Re: WU's Not Being Assigned by 171.67.108.102/171.67.108.105

Posted: Fri Jun 02, 2017 7:48 am
by Leonardo
Hmm, I've given Huntington's some love for a couple days now. I guess it's time to visit Alzheimer's.

Re: WU's Not Being Assigned by 171.67.108.102/171.67.108.105

Posted: Fri Jun 02, 2017 9:58 pm
by bruce
JimF wrote:The information flow on this project is all downhill. The purpose of the moderators (helpful though they may be in many cases) is to shield the developers from problems rather than feeding information back to them. These are not new issues (and a lot of others not apparent at the moment). They have been going on for years. PG's usual response is to start a new public relations campaign to make up for the people who leave.
FALSE.

First of all, this is forum is a peer-to-peer self-help forum consisting of volunteers. We Mods/Admins here are volunteers too. The charter that we have adopted is aimed mainly at fighting spam and keeping some kind of coherence to the topics posted. I don't shield anybody. What I do do is to help to gather enough information so that the problem has a coherent summary that describes the problem(s) in terms that Development can attack. You'd be surprised how many posts simply don't give enough information to be useful to them... and nobody wants to have their requests behind a long queue of incomplete descriptions.

In fact, though it's not general knowledge, quite a bit of my time is spent directing focused requests TO specific PG members who can solve the specific problem(s) encountered. I've developed a list of people to contact when a certain type of problem arises. (...and we're I'm not the only ones doing this).

If you'd like to volunteer to gather that sort of information and direct it to somebody who can fix it, you're more than welcome to do so. We can certainly use your help.

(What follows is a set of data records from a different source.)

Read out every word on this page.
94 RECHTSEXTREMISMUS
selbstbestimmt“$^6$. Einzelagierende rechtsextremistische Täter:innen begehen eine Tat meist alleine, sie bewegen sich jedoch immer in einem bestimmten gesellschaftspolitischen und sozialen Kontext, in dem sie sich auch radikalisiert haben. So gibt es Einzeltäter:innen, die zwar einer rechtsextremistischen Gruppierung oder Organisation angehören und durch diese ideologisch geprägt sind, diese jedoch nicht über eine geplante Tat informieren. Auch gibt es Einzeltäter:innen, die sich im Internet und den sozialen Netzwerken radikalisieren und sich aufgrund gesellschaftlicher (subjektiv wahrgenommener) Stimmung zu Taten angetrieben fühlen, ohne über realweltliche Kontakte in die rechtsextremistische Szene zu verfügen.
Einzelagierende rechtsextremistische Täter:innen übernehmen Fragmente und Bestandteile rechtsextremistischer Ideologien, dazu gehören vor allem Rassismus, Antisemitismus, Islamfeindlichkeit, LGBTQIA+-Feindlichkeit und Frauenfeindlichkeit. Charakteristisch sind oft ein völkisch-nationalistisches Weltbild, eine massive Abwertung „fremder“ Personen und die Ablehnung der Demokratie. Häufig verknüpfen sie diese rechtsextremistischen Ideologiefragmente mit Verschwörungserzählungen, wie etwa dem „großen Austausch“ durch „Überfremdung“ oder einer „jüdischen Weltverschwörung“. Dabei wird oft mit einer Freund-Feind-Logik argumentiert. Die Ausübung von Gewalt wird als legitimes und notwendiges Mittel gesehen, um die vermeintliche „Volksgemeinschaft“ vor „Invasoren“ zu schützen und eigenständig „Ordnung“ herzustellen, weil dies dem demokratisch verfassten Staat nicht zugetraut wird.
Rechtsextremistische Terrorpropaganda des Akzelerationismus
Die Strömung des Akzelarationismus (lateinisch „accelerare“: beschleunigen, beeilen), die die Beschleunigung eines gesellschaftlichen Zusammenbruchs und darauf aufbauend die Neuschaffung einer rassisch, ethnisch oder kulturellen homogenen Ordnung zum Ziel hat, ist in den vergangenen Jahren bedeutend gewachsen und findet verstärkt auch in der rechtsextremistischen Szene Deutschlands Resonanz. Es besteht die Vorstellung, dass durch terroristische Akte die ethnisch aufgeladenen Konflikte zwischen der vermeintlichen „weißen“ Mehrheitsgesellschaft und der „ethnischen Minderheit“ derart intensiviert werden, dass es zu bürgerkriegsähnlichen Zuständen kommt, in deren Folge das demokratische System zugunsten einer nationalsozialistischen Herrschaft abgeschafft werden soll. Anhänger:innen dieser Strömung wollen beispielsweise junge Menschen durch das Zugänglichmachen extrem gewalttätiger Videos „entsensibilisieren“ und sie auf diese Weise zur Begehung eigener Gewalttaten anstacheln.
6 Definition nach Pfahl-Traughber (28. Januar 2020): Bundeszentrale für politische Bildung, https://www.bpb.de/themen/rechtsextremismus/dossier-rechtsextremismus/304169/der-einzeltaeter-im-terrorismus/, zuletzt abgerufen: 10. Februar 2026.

In this particular case the corrective actions have (very likely) been slower in coming because I've been out of the country AFK, but the holiday has been a more significant contributor. The good news is that my first contact after returning turned out to be to a person who was already aware of the problem and already nworking toward a solution.

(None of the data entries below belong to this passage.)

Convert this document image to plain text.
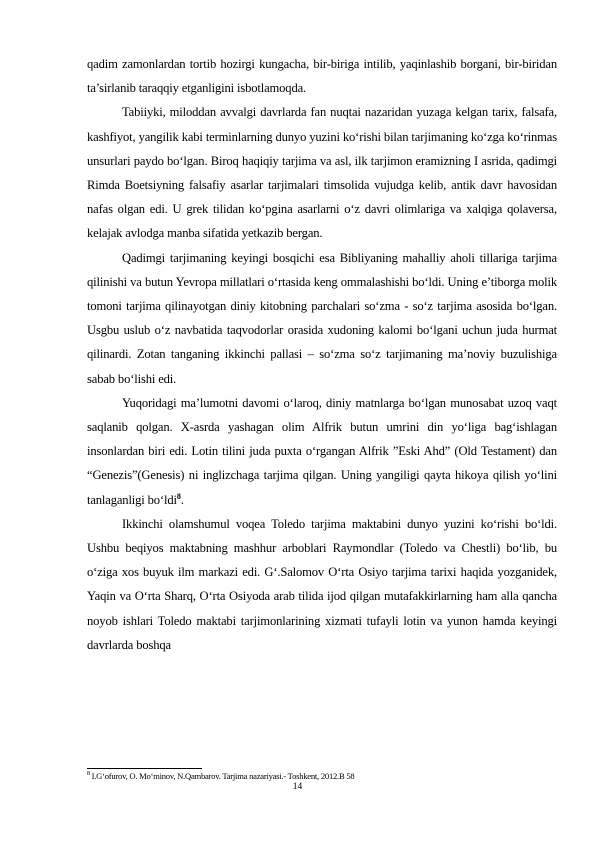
qadim zamonlardan tortib hozirgi kungacha, bir-biriga intilib, yaqinlashib borgani, bir-biridan ta’sirlanib taraqqiy etganligini isbotlamoqda.

Tabiiyki, miloddan avvalgi davrlarda fan nuqtai nazaridan yuzaga kelgan tarix, falsafa, kashfiyot, yangilik kabi terminlarning dunyo yuzini ko‘rishi bilan tarjimaning ko‘zga ko‘rinmas unsurlari paydo bo‘lgan. Biroq haqiqiy tarjima va asl, ilk tarjimon eramizning I asrida, qadimgi Rimda Boetsiyning falsafiy asarlar tarjimalari timsolida vujudga kelib, antik davr havosidan nafas olgan edi. U grek tilidan ko‘pgina asarlarni o‘z davri olimlariga va xalqiga qolaversa, kelajak avlodga manba sifatida yetkazib bergan.

Qadimgi tarjimaning keyingi bosqichi esa Bibliyaning mahalliy aholi tillariga tarjima qilinishi va butun Yevropa millatlari o‘rtasida keng ommalashishi bo‘ldi. Uning e’tiborga molik tomoni tarjima qilinayotgan diniy kitobning parchalari so‘zma - so‘z tarjima asosida bo‘lgan. Usgbu uslub o‘z navbatida taqvodorlar orasida xudoning kalomi bo‘lgani uchun juda hurmat qilinardi. Zotan tanganing ikkinchi pallasi – so‘zma so‘z tarjimaning ma’noviy buzulishiga sabab bo‘lishi edi.

Yuqoridagi ma’lumotni davomi o‘laroq, diniy matnlarga bo‘lgan munosabat uzoq vaqt saqlanib qolgan. X-asrda yashagan olim Alfrik butun umrini din yo‘liga bag‘ishlagan insonlardan biri edi. Lotin tilini juda puxta o‘rgangan Alfrik ”Eski Ahd” (Old Testament) dan “Genezis”(Genesis) ni inglizchaga tarjima qilgan. Uning yangiligi qayta hikoya qilish yo‘lini tanlaganligi bo‘ldi$^8$.

Ikkinchi olamshumul voqea Toledo tarjima maktabini dunyo yuzini ko‘rishi bo‘ldi. Ushbu beqiyos maktabning mashhur arboblari Raymondlar (Toledo va Chestli) bo‘lib, bu o‘ziga xos buyuk ilm markazi edi. G‘.Salomov O‘rta Osiyo tarjima tarixi haqida yozganidek, Yaqin va O‘rta Sharq, O‘rta Osiyoda arab tilida ijod qilgan mutafakkirlarning ham alla qancha noyob ishlari Toledo maktabi tarjimonlarining xizmati tufayli lotin va yunon hamda keyingi davrlarda boshqa

$^8$ I.G‘ofurov, O. Mo‘minov, N.Qambarov. Tarjima nazariyasi.- Toshkent, 2012.B 58
14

I'm now aware that there have been several different problems that needed to be resolved by different people. Also, several were things that take time to resolve adequately ... so as you have seen, returning to normal has consisted of a number of steo-by-step changes that have produced gradual improvements over time.

As I'm sure you know, FAH consists of many different servers in several locations and coordinating them so that they appear to act as a single system requires a rather complex set of interactions. The only really good news here is that Development has put a plan together to improve several aspects of this coordination process. Once the changes are rolled out, there will be several improvements that were discovered during the recent troubles.

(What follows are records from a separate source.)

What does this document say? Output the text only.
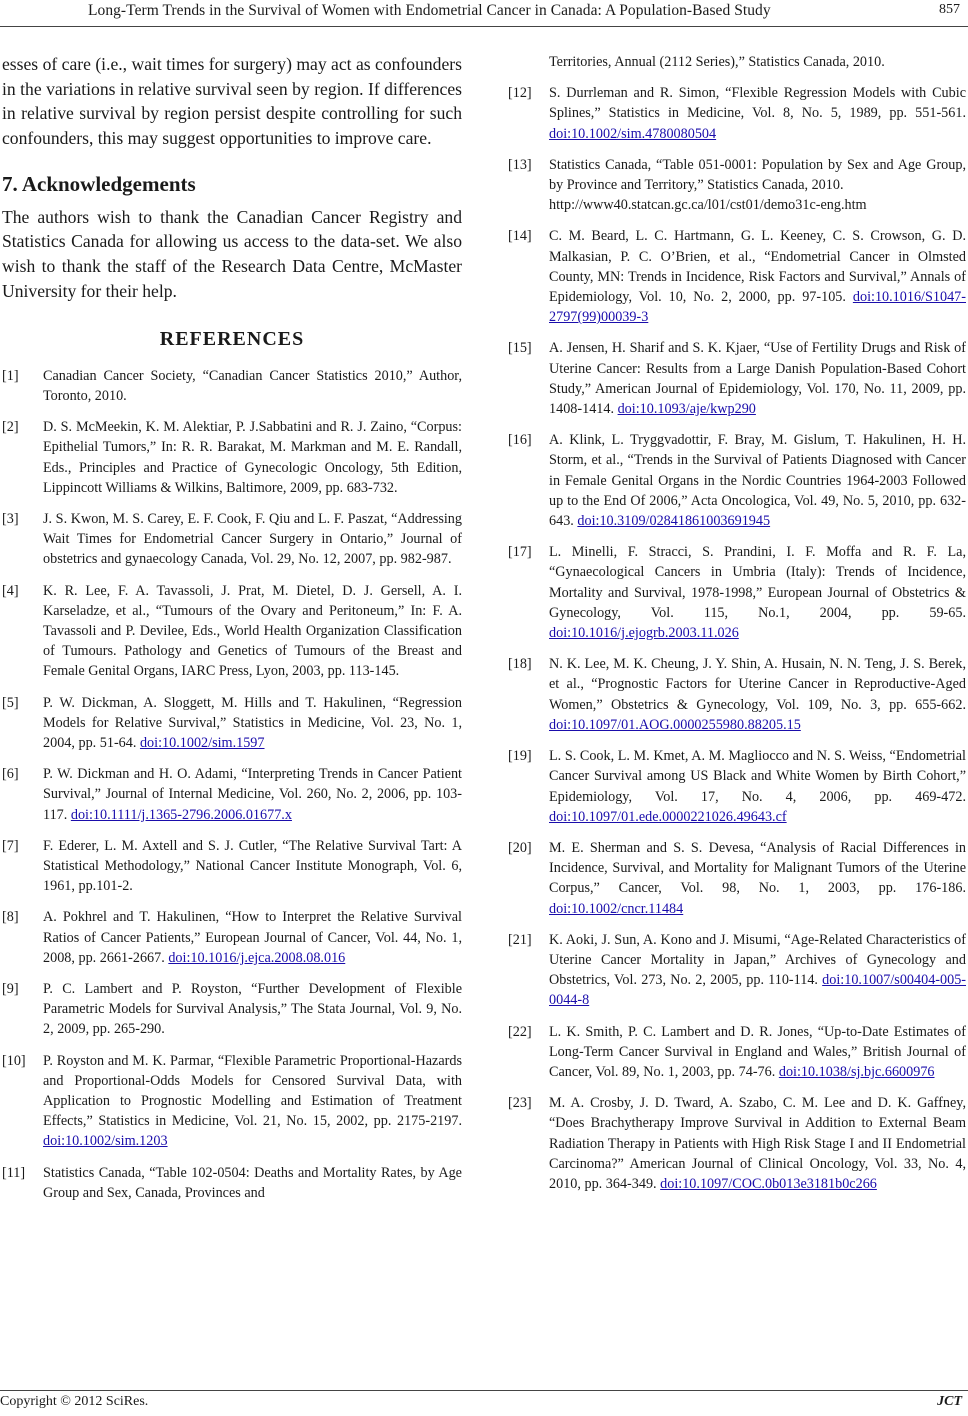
Long-Term Trends in the Survival of Women with Endometrial Cancer in Canada: A Population-Based Study	857

esses of care (i.e., wait times for surgery) may act as confounders in the variations in relative survival seen by region. If differences in relative survival by region persist despite controlling for such confounders, this may suggest opportunities to improve care.

7. Acknowledgements

The authors wish to thank the Canadian Cancer Registry and Statistics Canada for allowing us access to the data-set. We also wish to thank the staff of the Research Data Centre, McMaster University for their help.

REFERENCES
[1]	Canadian Cancer Society, “Canadian Cancer Statistics 2010,” Author, Toronto, 2010.
[2]	D. S. McMeekin, K. M. Alektiar, P. J.Sabbatini and R. J. Zaino, “Corpus: Epithelial Tumors,” In: R. R. Barakat, M. Markman and M. E. Randall, Eds., Principles and Practice of Gynecologic Oncology, 5th Edition, Lippincott Williams & Wilkins, Baltimore, 2009, pp. 683-732.
[3]	J. S. Kwon, M. S. Carey, E. F. Cook, F. Qiu and L. F. Paszat, “Addressing Wait Times for Endometrial Cancer Surgery in Ontario,” Journal of obstetrics and gynaecology Canada, Vol. 29, No. 12, 2007, pp. 982-987.
[4]	K. R. Lee, F. A. Tavassoli, J. Prat, M. Dietel, D. J. Gersell, A. I. Karseladze, et al., “Tumours of the Ovary and Peritoneum,” In: F. A. Tavassoli and P. Devilee, Eds., World Health Organization Classification of Tumours. Pathology and Genetics of Tumours of the Breast and Female Genital Organs, IARC Press, Lyon, 2003, pp. 113-145.
[5]	P. W. Dickman, A. Sloggett, M. Hills and T. Hakulinen, “Regression Models for Relative Survival,” Statistics in Medicine, Vol. 23, No. 1, 2004, pp. 51-64. doi:10.1002/sim.1597
[6]	P. W. Dickman and H. O. Adami, “Interpreting Trends in Cancer Patient Survival,” Journal of Internal Medicine, Vol. 260, No. 2, 2006, pp. 103-117. doi:10.1111/j.1365-2796.2006.01677.x
[7]	F. Ederer, L. M. Axtell and S. J. Cutler, “The Relative Survival Tart: A Statistical Methodology,” National Cancer Institute Monograph, Vol. 6, 1961, pp.101-2.
[8]	A. Pokhrel and T. Hakulinen, “How to Interpret the Relative Survival Ratios of Cancer Patients,” European Journal of Cancer, Vol. 44, No. 1, 2008, pp. 2661-2667. doi:10.1016/j.ejca.2008.08.016
[9]	P. C. Lambert and P. Royston, “Further Development of Flexible Parametric Models for Survival Analysis,” The Stata Journal, Vol. 9, No. 2, 2009, pp. 265-290.
[10]	P. Royston and M. K. Parmar, “Flexible Parametric Proportional-Hazards and Proportional-Odds Models for Censored Survival Data, with Application to Prognostic Modelling and Estimation of Treatment Effects,” Statistics in Medicine, Vol. 21, No. 15, 2002, pp. 2175-2197. doi:10.1002/sim.1203
[11]	Statistics Canada, “Table 102-0504: Deaths and Mortality Rates, by Age Group and Sex, Canada, Provinces and
Territories, Annual (2112 Series),” Statistics Canada, 2010.
[12]	S. Durrleman and R. Simon, “Flexible Regression Models with Cubic Splines,” Statistics in Medicine, Vol. 8, No. 5, 1989, pp. 551-561. doi:10.1002/sim.4780080504
[13]	Statistics Canada, “Table 051-0001: Population by Sex and Age Group, by Province and Territory,” Statistics Canada, 2010.
http://www40.statcan.gc.ca/l01/cst01/demo31c-eng.htm
[14]	C. M. Beard, L. C. Hartmann, G. L. Keeney, C. S. Crowson, G. D. Malkasian, P. C. O’Brien, et al., “Endometrial Cancer in Olmsted County, MN: Trends in Incidence, Risk Factors and Survival,” Annals of Epidemiology, Vol. 10, No. 2, 2000, pp. 97-105. doi:10.1016/S1047-2797(99)00039-3
[15]	A. Jensen, H. Sharif and S. K. Kjaer, “Use of Fertility Drugs and Risk of Uterine Cancer: Results from a Large Danish Population-Based Cohort Study,” American Journal of Epidemiology, Vol. 170, No. 11, 2009, pp. 1408-1414. doi:10.1093/aje/kwp290
[16]	A. Klink, L. Tryggvadottir, F. Bray, M. Gislum, T. Hakulinen, H. H. Storm, et al., “Trends in the Survival of Patients Diagnosed with Cancer in Female Genital Organs in the Nordic Countries 1964-2003 Followed up to the End Of 2006,” Acta Oncologica, Vol. 49, No. 5, 2010, pp. 632-643. doi:10.3109/02841861003691945
[17]	L. Minelli, F. Stracci, S. Prandini, I. F. Moffa and R. F. La, “Gynaecological Cancers in Umbria (Italy): Trends of Incidence, Mortality and Survival, 1978-1998,” European Journal of Obstetrics & Gynecology, Vol. 115, No.1, 2004, pp. 59-65. doi:10.1016/j.ejogrb.2003.11.026
[18]	N. K. Lee, M. K. Cheung, J. Y. Shin, A. Husain, N. N. Teng, J. S. Berek, et al., “Prognostic Factors for Uterine Cancer in Reproductive-Aged Women,” Obstetrics & Gynecology, Vol. 109, No. 3, pp. 655-662. doi:10.1097/01.AOG.0000255980.88205.15
[19]	L. S. Cook, L. M. Kmet, A. M. Magliocco and N. S. Weiss, “Endometrial Cancer Survival among US Black and White Women by Birth Cohort,” Epidemiology, Vol. 17, No. 4, 2006, pp. 469-472. doi:10.1097/01.ede.0000221026.49643.cf
[20]	M. E. Sherman and S. S. Devesa, “Analysis of Racial Differences in Incidence, Survival, and Mortality for Malignant Tumors of the Uterine Corpus,” Cancer, Vol. 98, No. 1, 2003, pp. 176-186. doi:10.1002/cncr.11484
[21]	K. Aoki, J. Sun, A. Kono and J. Misumi, “Age-Related Characteristics of Uterine Cancer Mortality in Japan,” Archives of Gynecology and Obstetrics, Vol. 273, No. 2, 2005, pp. 110-114. doi:10.1007/s00404-005-0044-8
[22]	L. K. Smith, P. C. Lambert and D. R. Jones, “Up-to-Date Estimates of Long-Term Cancer Survival in England and Wales,” British Journal of Cancer, Vol. 89, No. 1, 2003, pp. 74-76. doi:10.1038/sj.bjc.6600976
[23]	M. A. Crosby, J. D. Tward, A. Szabo, C. M. Lee and D. K. Gaffney, “Does Brachytherapy Improve Survival in Addition to External Beam Radiation Therapy in Patients with High Risk Stage I and II Endometrial Carcinoma?” American Journal of Clinical Oncology, Vol. 33, No. 4, 2010, pp. 364-349. doi:10.1097/COC.0b013e3181b0c266
Copyright © 2012 SciRes.	JCT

Re: WU's Not Being Assigned by 171.67.108.102/171.67.108.105

Posted: Sun Jun 04, 2017 3:02 pm
by foldy
Today I got a new work unit from 171.67.108.105 so the issue is fixed now?

Re: WU's Not Being Assigned by 171.67.108.102/171.67.108.105

Posted: Sun Jun 04, 2017 3:25 pm
by Aurum
foldy wrote:Today I got a new work unit from 171.67.108.105 so the issue is fixed now?
Doubt it. Muneeb probably just loaded some WUs on his IP.

Re: WU's Not Being Assigned by 171.67.108.102/171.67.108.105

Posted: Sun Jun 04, 2017 3:28 pm
by SombraGuerrero
Agreed. Two or three times while this server has been like this, I have managed to obtain a WU, but it seems to be a very particular one that pushes through.